I have never been a dirty martini drinker. In fact, it’s probably the last drink I would think to order off a menu since, in many instances, it’s not a drink most bartenders can get creative with. However, the dirty martini took on a new life for me at the newly opened restaurant-meets-marketplace Sunday in Brooklyn, where its version comes with either vodka, gin or tequila prebottled with in-house brines.

Partner Adam Landsman explains that by using “the brine from the various fermented vegetable​​s​ in the kitchen​, we are showcasing creative drinks that ​are quick to make and​ can be done at home.” As an example, for Sunday in Brooklyn’s preserved tequila dirty martini, chef Jaime Young brines guajillo chiles for almost a week, leaving behind an intensely sour and salty mixture. Kevin Denton, who created the restaurant’s cocktail list, then balances this residual brine with a batch of tequila, dry vermouth and water to create the proper dilution level before bottling and chilling for service. The chiles are also blended for the restaurant’s homemade hot sauce, which is sold on the market.

Upon your ordering this drink, the bartender will pop the cap off a small, chilled bottled and simply pour the martini into a Nick & Nora glass, a reminder of the good old days of martini lore. By batching and bottling in advance, Denton can ensure the proper balance of sourness, salt, spirit and any overtones from the vermouth, which evolve together as the drink gently warms in the glass. With the current resurgence of preservation and fermentation techniques in kitchens, it’s great to see the benefits of this “cold fire” also appearing in cocktails.

The team at Sunday in Brooklyn has very kindly shared their full process for fermentation and the cocktail’s creation below to encourage people to try it at home. Take a look.

Tequila Dirty Martini

Servings: About 12 cocktails

1000-mL bottle Altos Blanco Tequila
12 ounces guajillo brine*
8 1/2 ounces Dolin dry vermouth
5 ounces water

*For the guajillo brine: 

  1.  Bring 2/3 tablespoon salt and 1/2 cup water up to a boil. Let it cool to room temp.
  2. Pour over 11 ounces dried guajillo chiles in a food-safe container.
  3. Allow the mixture to ferment at room temperature on a countertop for 4-7 days.

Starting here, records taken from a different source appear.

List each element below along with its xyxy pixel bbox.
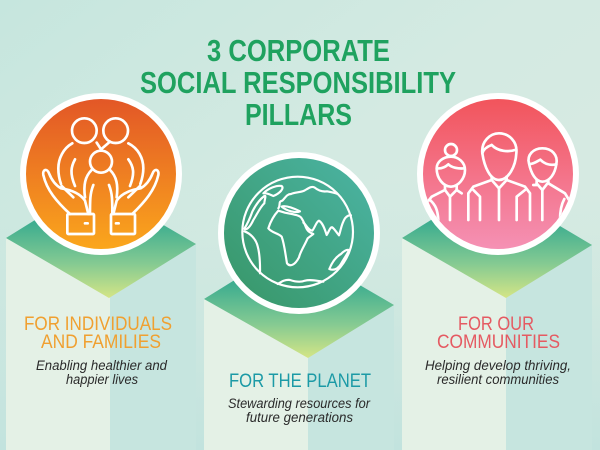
text block: individuals and families: happier lives (66, 372, 138, 387)
text block: communities: Helping develop thriving, (425, 358, 571, 373)
text block: individuals and families: AND FAMILIES (41, 331, 161, 353)
woman (428, 144, 465, 220)
title: 3 CORPORATE (207, 33, 390, 68)
text block: communities (425, 313, 571, 387)
panel: communities pillar (402, 184, 592, 450)
text block: planet: Stewarding resources for (228, 396, 370, 411)
text block: communities: FOR OUR (458, 313, 534, 335)
title: SOCIAL RESPONSIBILITY (140, 65, 456, 100)
text block: communities: COMMUNITIES (437, 331, 560, 353)
diamond top (6, 184, 196, 298)
text block: individuals and families: Enabling healthier and (36, 358, 167, 373)
panel: individuals and families pillar (6, 184, 196, 450)
text block: planet (228, 370, 371, 425)
diamond top (402, 184, 592, 298)
icon: family in caring hands (23, 96, 179, 252)
text block: individuals and families: FOR INDIVIDUALS (24, 313, 172, 335)
icon: community people (420, 96, 576, 252)
text block: planet: FOR THE PLANET (229, 370, 371, 392)
diamond top (204, 245, 394, 358)
text block: planet: future generations (246, 410, 353, 425)
title: PILLARS (245, 97, 352, 132)
icon: globe (221, 155, 377, 311)
man centre (468, 133, 530, 220)
man right (529, 148, 569, 220)
title (140, 33, 456, 132)
panel: planet pillar (204, 245, 394, 450)
text block: individuals and families (24, 313, 172, 387)
text block: communities: resilient communities (437, 372, 559, 387)
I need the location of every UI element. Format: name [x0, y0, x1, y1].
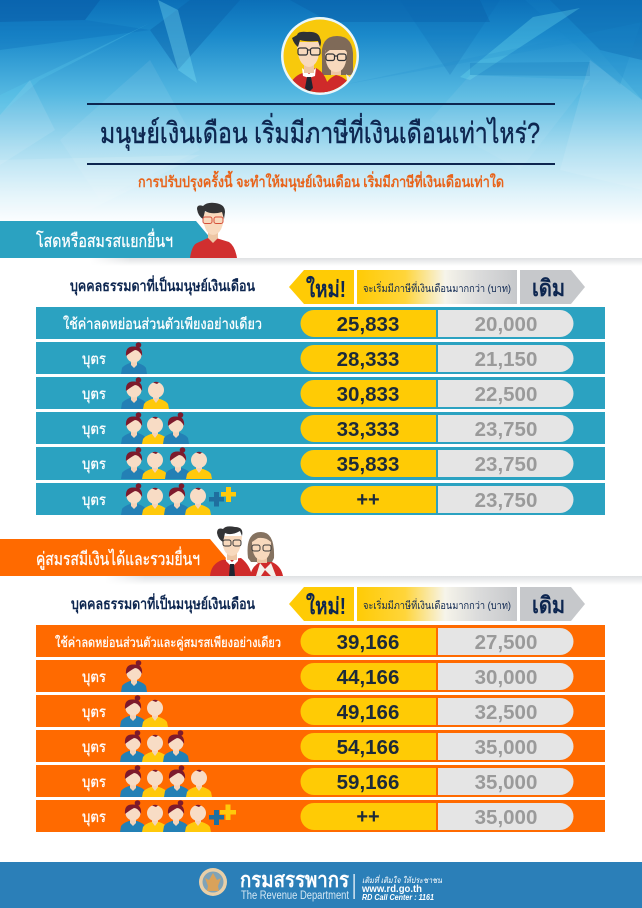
- section 2 table header: [71, 587, 585, 621]
- row: 1 child: 21,150: [475, 348, 537, 371]
- title: มนุษย์เงินเดือน เริ่มมีภาษีที่เงินเดือนเท่าไหร่?: [100, 113, 540, 151]
- row: 2 children: 30,833: [337, 383, 399, 406]
- row: 2 children: [36, 377, 605, 409]
- agency name English: The Revenue Department: [241, 890, 350, 902]
- gradient caption: จะเริ่มมีภาษีที่เงินเดือนมากกว่า (บาท): [363, 281, 511, 295]
- section 1 shadow strip: [90, 258, 642, 266]
- row: 2 children: [36, 695, 605, 727]
- row: personal and spouse allowance only: [36, 625, 605, 657]
- row: 3 children: 23,750: [475, 418, 537, 441]
- label: salaried individual: บุคคลธรรมดาที่เป็นมนุษย์เงินเดือน: [71, 593, 256, 614]
- row: personal allowance only: 20,000: [475, 313, 537, 336]
- badge: old: [520, 270, 585, 304]
- slogan: เติมที่ เติมใจ ให้ประชาชน: [362, 874, 442, 885]
- row: 3 children: [36, 412, 605, 444]
- row: 3 children: บุตร: [82, 739, 106, 757]
- row: 1 child: บุตร: [82, 669, 106, 687]
- subtitle: การปรับปรุงครั้งนี้ จะทำให้มนุษย์เงินเดือน เริ่มมีภาษีที่เงินเดือนเท่าใด: [138, 170, 504, 192]
- icon: couple in red suits: [210, 526, 283, 576]
- row: 3 children: 54,166: [337, 736, 399, 759]
- row: more than 4 children: 35,000: [475, 806, 537, 829]
- row: 3 children: บุตร: [82, 421, 106, 439]
- background: blue low-poly header: [0, 0, 642, 225]
- row: 1 child: [36, 342, 605, 374]
- section 1 tab: single or separated: [0, 221, 212, 258]
- row: 1 child: 28,333: [337, 348, 399, 371]
- badge: old: [520, 587, 585, 621]
- section 2 tab: spouse with income, joint filing: [0, 539, 226, 576]
- row: 4 children: 23,750: [475, 453, 537, 476]
- row: personal and spouse allowance only: 39,166: [337, 631, 399, 654]
- row: personal allowance only: 25,833: [337, 313, 399, 336]
- icon: couple portrait medallion: [281, 17, 359, 96]
- row: 4 children: 35,000: [475, 771, 537, 794]
- section 2 table rows: [36, 625, 605, 832]
- row: personal allowance only: [36, 307, 605, 339]
- icon: man with red shirt: [190, 203, 237, 258]
- badge: new: [289, 270, 354, 304]
- row: 4 children: 59,166: [337, 771, 399, 794]
- row: 3 children: 33,333: [337, 418, 399, 441]
- divider: [354, 874, 355, 899]
- row: more than 4 children: 23,750: [475, 489, 537, 512]
- row: personal allowance only: ใช้ค่าลดหย่อนส่วนตัวเพียงอย่างเดียว: [63, 315, 262, 333]
- section 1 table header: [70, 270, 585, 304]
- row: 2 children: 49,166: [337, 701, 399, 724]
- gradient caption: [357, 587, 517, 621]
- row: 1 child: 30,000: [475, 666, 537, 689]
- row: more than 4 children: [36, 800, 605, 832]
- badge: new: ใหม่!: [306, 275, 346, 302]
- row: 3 children: 35,000: [475, 736, 537, 759]
- row: more than 4 children: [36, 483, 605, 515]
- gradient caption: จะเริ่มมีภาษีที่เงินเดือนมากกว่า (บาท): [363, 598, 511, 612]
- row: more than 4 children: บุตร: [82, 809, 106, 827]
- section 2 tab: spouse with income, joint filing: คู่สมรสมีเงินได้และรวมยื่นฯ: [36, 546, 200, 570]
- section 2 shadow strip: [105, 576, 642, 585]
- row: 3 children: [36, 730, 605, 762]
- row: more than 4 children: บุตร: [82, 492, 106, 510]
- row: 2 children: บุตร: [82, 386, 106, 404]
- row: 4 children: บุตร: [82, 456, 106, 474]
- gradient caption: [357, 270, 517, 304]
- section 1 tab: single or separated: โสดหรือสมรสแยกยื่นฯ: [36, 228, 173, 251]
- footer bar: [0, 862, 642, 908]
- label: salaried individual: บุคคลธรรมดาที่เป็นมนุษย์เงินเดือน: [70, 275, 256, 296]
- badge: new: ใหม่!: [306, 592, 346, 619]
- row: 1 child: บุตร: [82, 351, 106, 369]
- row: personal and spouse allowance only: 27,500: [475, 631, 537, 654]
- badge: old: เดิม: [532, 275, 565, 301]
- website: www.rd.go.th: [361, 884, 422, 895]
- row: 4 children: บุตร: [82, 774, 106, 792]
- row: 2 children: บุตร: [82, 704, 106, 722]
- title rule top: [87, 103, 555, 105]
- row: 1 child: 44,166: [337, 666, 399, 689]
- agency name: กรมสรรพากร: [240, 869, 350, 892]
- badge: new: [289, 587, 354, 621]
- section 1 table rows: [36, 307, 605, 515]
- row: 1 child: [36, 660, 605, 692]
- row: 4 children: 35,833: [337, 453, 399, 476]
- row: 4 children: [36, 765, 605, 797]
- call center: RD Call Center : 1161: [362, 893, 434, 902]
- title rule bottom: [87, 163, 555, 165]
- row: more than 4 children: ++: [356, 806, 380, 828]
- icon: Revenue Department seal: [199, 868, 227, 896]
- badge: old: เดิม: [532, 592, 565, 618]
- row: 2 children: 32,500: [475, 701, 537, 724]
- row: more than 4 children: ++: [356, 489, 380, 511]
- row: 2 children: 22,500: [475, 383, 537, 406]
- row: personal and spouse allowance only: ใช้ค่าลดหย่อนส่วนตัวและคู่สมรสเพียงอย่างเดียว: [55, 634, 281, 651]
- row: 4 children: [36, 447, 605, 480]
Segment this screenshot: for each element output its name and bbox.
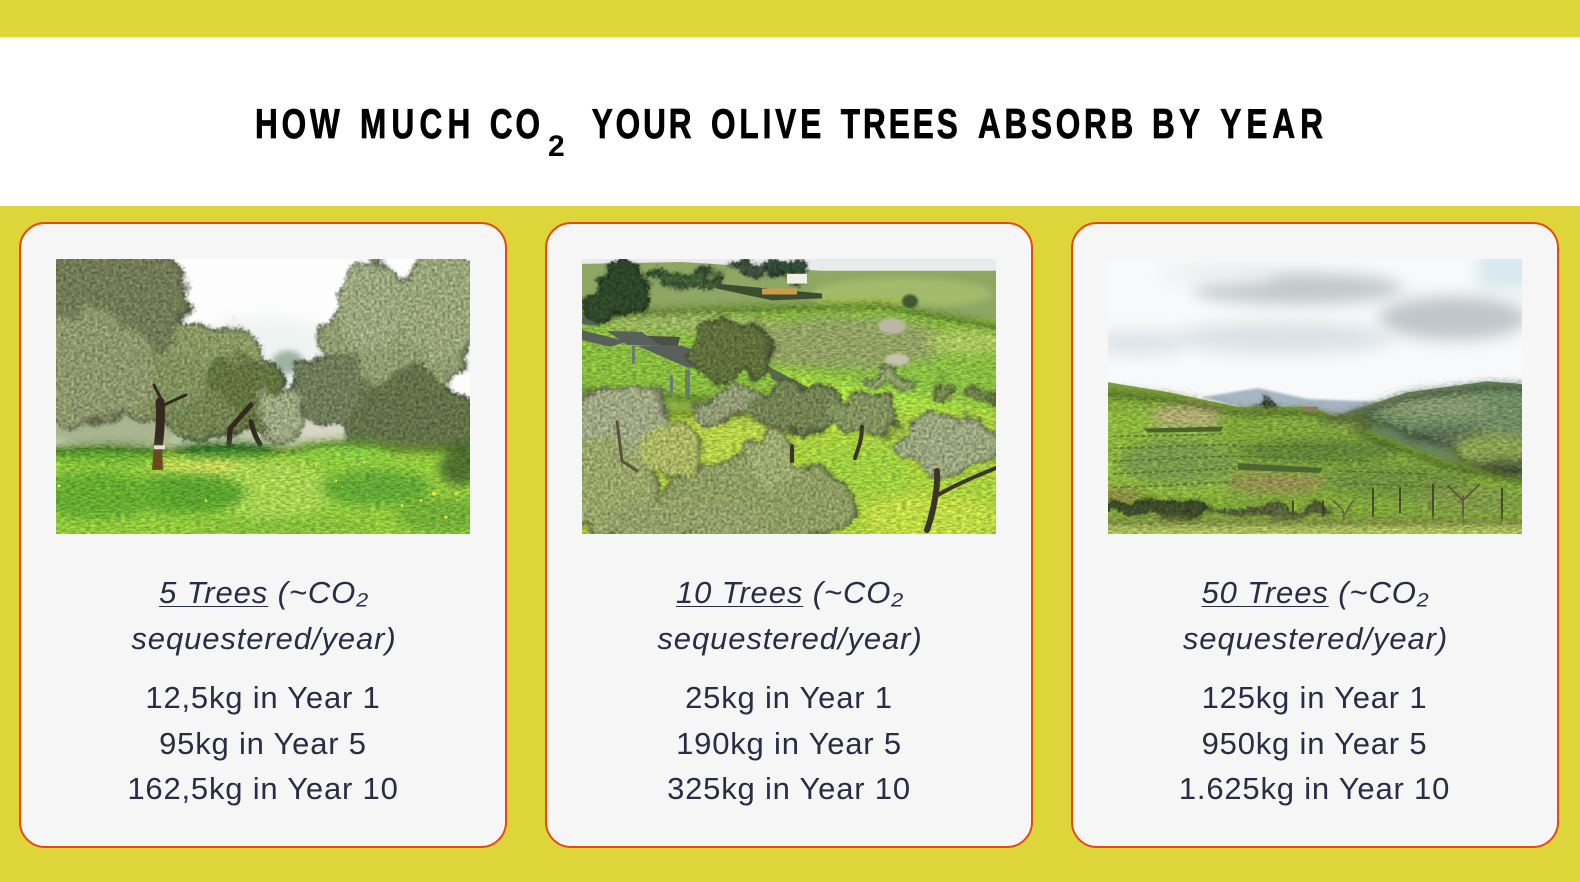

Warmer days should be faster. Make sure the final brine tastes sour.
  4. Strain and reserve the brine for the cocktail. Blend the chiles for a homemade hot sauce (Sunday in Brooklyn combines this with another pepper, Indian cashmere, and its house pickling liquid).
  5. Guajillo brine produces 4 1/4 cups of hot sauce and leftover brine.


  1. Combine chile brine with tequila, vermouth and water in a large container.
  2. Bottle, cap and chill for later use.